Cliff Holm is tired.

“I didn’t get to sleep until about 3 a.m. I was watching Olympic curling,” he said.

Curling has been a big part of Holm’s life, which now stretches 90 years.

“I started curling when I was about 13 or 14 in my home town of Norquay, Saskatchewan (north of Yorkton)," he said. “I got invited to play in a bonspiel.”

Holm took jobs building and repairing grain elevators and then, later, on an oil rig which took him out of town.

“I didn’t have time to curl and I never did again until 1975 when my brother invited me. We formed a team and I’ve been playing ever since.”

Despite his limited experience, the fledgling team named Holm as the skip.

“I laughed and said let’s go for it,” said Holm, who has been skipping his rinks ever since.

“I told my teammates then, and I’ve told teammates every year since, that I wanted to win and that we were going to have fun.”

They’ve been doing both.

“We’ve won a few bonspiels; a few leagues. I win more than I lose," said Holm of his current team, which curls three times a week out of the Ellerslie Curling Club. The nonagenarian says he uses a curling stick to propel the rocks so he doesn't have to get on his hands and knees in the hack.

“Last year we came in second - one win away from winning the trophy and, in another league, we were two games short of winning.

“This year we’re having a little more trouble, but we still go out expecting to win. It’s more fun when you are winning.”

For the past four years, Holm's teammates have been Jay Pritchard, Ed Schultz and Ray Grapentine.

“Cliff is a really good curler,” said Pritchard, 74. “Considering he’s 90 makes that more remarkable. His strategy is particularly amazing. He’s a student of the game: he can make draws, but given his choice, he'll go for the takeout. He lets it rip."

Holm, who had a knee replacement last July to go along with the hip replacement he had in 2011, says it’s a little strange he loves curling as much as he does.

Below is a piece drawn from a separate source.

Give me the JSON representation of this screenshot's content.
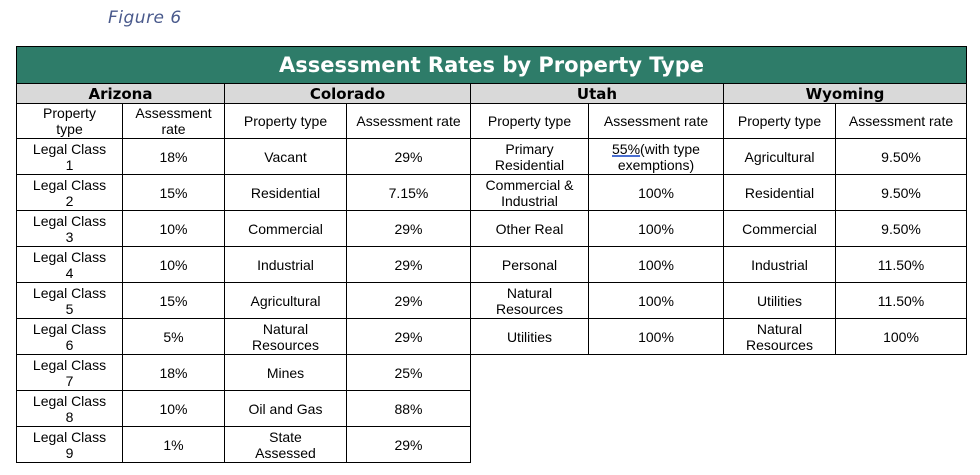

“I’ve always been an adrenalin junkie,” said Holm. “Anything that has a throttle in it, whether it was cars--two friends and myself once put together a car to race on a dirt track--or dirt biking and snowmobiling where we would see how high up a mountain we could go before having to turn around.”

He also liked racing jet boats. Once, in 1978, Holm was even captain of a three-man crew that won a 700-mile world championship against teams from the U.S., Canada, New Zealand, Germany and Great Britain.

Holm says the best part of that four-leg victory, which started in Grande Cache, was that he beat former Edmonton Oiler owner Peter Pocklington.

“Peter thought he could buy the race. He built a boat that had two engines in it that each cost $20,000. Glen Sather was on his crew. Sather went through the wrong part of the river and Peter threw him out of the boat.”

Pritchard says the first time he met Holm people told him to be careful.

“They said he was a competitive maniac and an old crank. But that hasn’t been true. He’s got a tremendous sense of humour.

“I think he's caused me to be a better curler and I've caused him to be a happier person," Pritchard told CTV News while it was doing a profile on Holm.

“He jokes and teases more now than he ever did. It makes for a great time.”

Holm said curling, which is something people of all ages can enjoy, keeps him busy.

“I’m a firm believer that you have to keep yourself occupied.”